Pensai a tante cose, piccoli gesti che c’erano stati tra di noi e che mi avevano sorpreso. Per anni il nostro rapporto era andato avanti stanco, adagiato su una routine piatta; ora eravamo come due innamorati incoscienti che fanno un sacco di sciocchezze. Avevo riscoperto il gusto di corteggiarla, di farla ridere, di fare l’amore con lei. Non m’importava più cosa facevamo fintanto che la facevamo insieme; non mi sentivo depresso come prima, demoralizzato per la mancanza di lavoro e per un figlio mai arrivato. Ero felice, ottimista.

“Vede?”, disse il poliziotto. “Non sembra anche a lei che la situazione sia migliorata?”

“Sì”, concordai. Fissai il poliziotto a bocca aperta. “Ma come ha fatto? Mi ha letto nella mente?” Quelle cose mica le avevo dette a voce alta!

“Venga”, disse lui. Mi prese sottobraccio e mi condusse fuori. In sala d’attesa c’era silenzio, tutti ci guardavano. Anzi, guardavano me. E sorridevano. Ad un tratto partì un applauso spontaneo.

Avvampai, imbarazzato. “Non capisco…” Era piacevole, quel tributo di stima.

“Ma sì che capisce, lei ha già capito tutto”, disse il poliziotto, battendomi la mano sul braccio. “Venga, venga”.

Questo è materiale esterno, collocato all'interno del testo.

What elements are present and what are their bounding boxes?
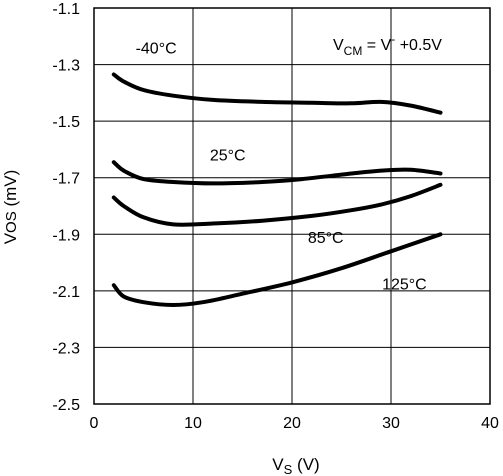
x-axis-title: VS (V) xyxy=(272,455,319,476)
y-tick-label: -2.5 xyxy=(52,397,80,414)
series-label: 25°C xyxy=(210,148,246,165)
x-tick-label: 30 xyxy=(382,415,400,432)
x-axis-title-unit: (V) xyxy=(292,455,319,474)
series-label: 85°C xyxy=(308,230,344,247)
series-label: 125°C xyxy=(382,276,427,293)
plot-frame xyxy=(93,7,491,405)
y-tick-label: -2.1 xyxy=(52,284,80,301)
condition-mid: = V xyxy=(362,37,391,54)
condition-sub: CM xyxy=(344,44,363,58)
y-tick-label: -1.1 xyxy=(52,1,80,18)
series-label: -40°C xyxy=(136,40,177,57)
y-axis-title: VOS (mV) xyxy=(1,170,20,245)
y-tick-label: -2.3 xyxy=(52,340,80,357)
data-series xyxy=(111,72,443,307)
series-line-85-C xyxy=(111,182,443,227)
series-line-125-C xyxy=(111,232,443,307)
x-tick-label: 40 xyxy=(481,415,499,432)
y-tick-label: -1.3 xyxy=(52,58,80,75)
grid-lines xyxy=(93,7,491,405)
series-line-minus-40-C xyxy=(111,72,443,115)
y-tick-label: -1.5 xyxy=(52,114,80,131)
x-axis-title-main: V xyxy=(272,455,284,474)
y-axis-title-unit: (mV) xyxy=(1,170,20,212)
condition-post: +0.5V xyxy=(395,37,442,54)
tick-labels: 0 10 20 30 40 -1.1 -1.3 -1.5 -1.7 -1.9 -2.1 -2.3 -2.… xyxy=(52,1,499,432)
y-axis-title-sub: OS xyxy=(3,211,20,233)
condition-sup: - xyxy=(391,32,395,46)
x-tick-label: 10 xyxy=(184,415,202,432)
x-tick-label: 0 xyxy=(90,415,99,432)
series-labels: -40°C 25°C 85°C 125°C xyxy=(136,40,427,293)
condition-annotation: VCM = V- +0.5V xyxy=(333,32,442,58)
x-tick-label: 20 xyxy=(283,415,301,432)
series-line-25-C xyxy=(111,160,443,186)
y-axis-title-main: V xyxy=(1,232,20,244)
y-tick-label: -1.9 xyxy=(52,227,80,244)
condition-pre: V xyxy=(333,37,344,54)
x-axis-title-sub: S xyxy=(284,462,293,476)
y-tick-label: -1.7 xyxy=(52,171,80,188)
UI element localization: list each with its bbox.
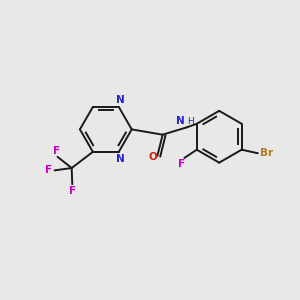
Text: F: F — [52, 146, 60, 156]
Text: O: O — [149, 152, 158, 162]
Text: F: F — [69, 186, 76, 196]
Text: F: F — [178, 159, 186, 169]
Text: N: N — [176, 116, 185, 126]
Text: F: F — [44, 165, 52, 176]
Text: N: N — [116, 154, 124, 164]
Text: Br: Br — [260, 148, 273, 158]
Text: N: N — [116, 94, 124, 105]
Text: H: H — [188, 117, 194, 126]
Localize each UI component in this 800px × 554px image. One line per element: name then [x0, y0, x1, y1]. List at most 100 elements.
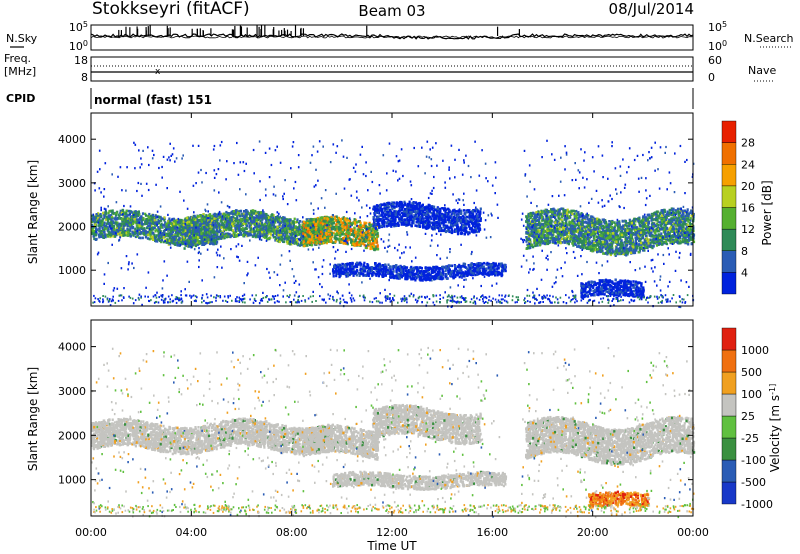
- scatter-cell: [322, 240, 325, 243]
- scatter-cell: [135, 221, 138, 224]
- scatter-cell: [208, 235, 211, 238]
- scatter-cell: [282, 218, 285, 221]
- scatter-cell: [188, 220, 191, 224]
- scatter-cell: [199, 223, 202, 226]
- scatter-cell: [176, 244, 179, 247]
- scatter-cell: [163, 223, 166, 227]
- scatter-cell: [276, 233, 279, 237]
- scatter-cell: [452, 270, 456, 273]
- scatter-cell: [294, 238, 297, 242]
- scatter-cell: [236, 215, 239, 218]
- scatter-cell: [176, 218, 179, 222]
- scatter-cell: [354, 218, 357, 222]
- scatter-cell: [208, 217, 211, 220]
- scatter-cell: [292, 225, 295, 228]
- scatter-cell: [218, 213, 221, 216]
- scatter-cell: [330, 227, 333, 231]
- scatter-cell: [334, 219, 337, 222]
- scatter-cell: [128, 223, 131, 227]
- scatter-cell: [269, 216, 272, 219]
- scatter-cell: [194, 221, 197, 225]
- scatter-cell: [350, 229, 353, 232]
- scatter-cell: [255, 218, 258, 222]
- scatter-cell: [363, 264, 366, 268]
- scatter-cell: [97, 219, 100, 223]
- scatter-cell: [260, 211, 263, 215]
- scatter-cell: [474, 263, 477, 266]
- scatter-cell: [175, 223, 178, 227]
- scatter-cell: [194, 242, 197, 245]
- scatter-cell: [115, 227, 118, 230]
- scatter-cell: [293, 242, 296, 245]
- scatter-cell: [222, 229, 226, 233]
- scatter-cell: [427, 266, 430, 270]
- scatter-cell: [359, 223, 362, 227]
- scatter-cell: [288, 230, 292, 233]
- scatter-cell: [378, 272, 381, 276]
- scatter-cell: [359, 221, 362, 225]
- scatter-cell: [367, 269, 370, 273]
- scatter-cell: [162, 236, 165, 239]
- scatter-cell: [412, 269, 415, 272]
- scatter-cell: [111, 211, 114, 215]
- scatter-cell: [463, 265, 466, 269]
- scatter-cell: [339, 231, 342, 235]
- scatter-cell: [362, 233, 365, 237]
- scatter-cell: [192, 229, 195, 233]
- scatter-cell: [374, 237, 377, 241]
- scatter-cell: [437, 277, 440, 280]
- scatter-cell: [285, 230, 288, 233]
- scatter-cell: [275, 216, 278, 219]
- scatter-cell: [247, 221, 250, 225]
- scatter-cell: [188, 244, 191, 247]
- scatter-cell: [422, 272, 425, 276]
- scatter-cell: [311, 236, 314, 239]
- scatter-cell: [444, 269, 447, 273]
- scatter-cell: [168, 217, 171, 221]
- scatter-cell: [262, 226, 265, 229]
- scatter-cell: [181, 230, 185, 234]
- scatter-cell: [95, 227, 98, 230]
- scatter-cell: [250, 233, 253, 237]
- scatter-cell: [272, 214, 275, 217]
- scatter-cell: [332, 231, 335, 235]
- scatter-cell: [204, 226, 207, 229]
- scatter-cell: [134, 227, 137, 231]
- scatter-cell: [295, 242, 299, 246]
- scatter-cell: [109, 209, 112, 213]
- scatter-cell: [347, 222, 350, 225]
- scatter-cell: [340, 272, 343, 275]
- scatter-cell: [304, 239, 308, 242]
- scatter-cell: [362, 272, 365, 276]
- scatter-cell: [217, 223, 220, 227]
- scatter-cell: [182, 232, 185, 236]
- scatter-cell: [236, 227, 239, 230]
- scatter-cell: [235, 212, 238, 216]
- scatter-cell: [424, 276, 427, 280]
- scatter-cell: [175, 228, 178, 232]
- scatter-cell: [185, 244, 188, 247]
- scatter-cell: [400, 271, 403, 274]
- scatter-cell: [350, 272, 353, 276]
- scatter-cell: [343, 236, 346, 239]
- scatter-cell: [113, 217, 116, 220]
- scatter-cell: [165, 241, 168, 244]
- scatter-cell: [178, 230, 181, 233]
- scatter-cell: [178, 232, 181, 235]
- scatter-cell: [312, 230, 315, 234]
- scatter-cell: [354, 222, 357, 226]
- scatter-cell: [118, 231, 122, 234]
- scatter-cell: [332, 221, 335, 225]
- scatter-cell: [499, 262, 502, 266]
- scatter-cell: [222, 227, 225, 231]
- scatter-cell: [201, 239, 204, 243]
- scatter-cell: [167, 224, 170, 227]
- scatter-cell: [433, 266, 436, 269]
- scatter-cell: [359, 261, 362, 265]
- scatter-cell: [225, 210, 228, 214]
- scatter-cell: [270, 233, 273, 236]
- scatter-cell: [226, 214, 229, 218]
- scatter-cell: [352, 265, 355, 268]
- scatter-cell: [286, 218, 289, 221]
- scatter-cell: [105, 227, 108, 230]
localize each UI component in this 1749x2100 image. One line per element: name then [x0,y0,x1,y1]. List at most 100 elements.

Uscimmo. Era una giornata radiosa. Ci fermammo sul marciapiede, riscaldati dal sole, accarezzati da una brezza profumata. Stavo da dio.

“L’umanità non è più senza speranza, mio caro signore. L’umanità sta cambiando, e tra una o due generazioni, sarà l’umanità che tutti voi avete sempre sognato. L’umanità che i poeti e i filosofi hanno immaginato e teorizzato secoli e secoli or sono, quell’umanità amorevole e compassionevole che i vostri testi sacri hanno profetizzato. Ci siamo, caro signore, ci siamo quasi! Certo, è stato necessario inoculare un gene straniero, chiamiamolo così, un gene proveniente dal cosmo profondo, un gene che ha compiuto un lungo viaggio prima di trovare un terreno di coltura nel quale ambientarsi e crescere. Ma non si spaventi, ciò non significa che voi non sarete più voi. Voi sarete sempre voi… con una piccola aggiunta, noi. Non abbia paura, caro signore, sua moglie è sempre sua moglie. Continui a vivere una vita felice al suo fianco, e cosa importa se non ricorda qualche dettaglio del passato? Sono solo dei nomi, si possono imparare! E in quanto al viaggio di nozze… che le importa? Fatene un altro! Riempia lo spazio vuoto con ricordi nuovi. Sono certo che saranno più belli ed emozionanti! Adesso torni pure a casa, e non dimentichi mai di essere sempre felice e innamorato di sua moglie!”

“Ma… cambierò anch’io?”

“Certamente, caro signore. Cambierete tutti – cambieremo tutti. Il passato non ci sarà più, questo triste, arido passato di odio e ostilità. Ci sarà solo il futuro, un futuro meraviglioso! Coraggio, caro signore, coraggio! Il futuro, il futuro!”

Le parole del poliziotto risuonavano ancora nella mia mente quando, non appena misi piede in casa, Enrica mi buttò le braccia al collo e con un bacio mi annunciò di essere incinta.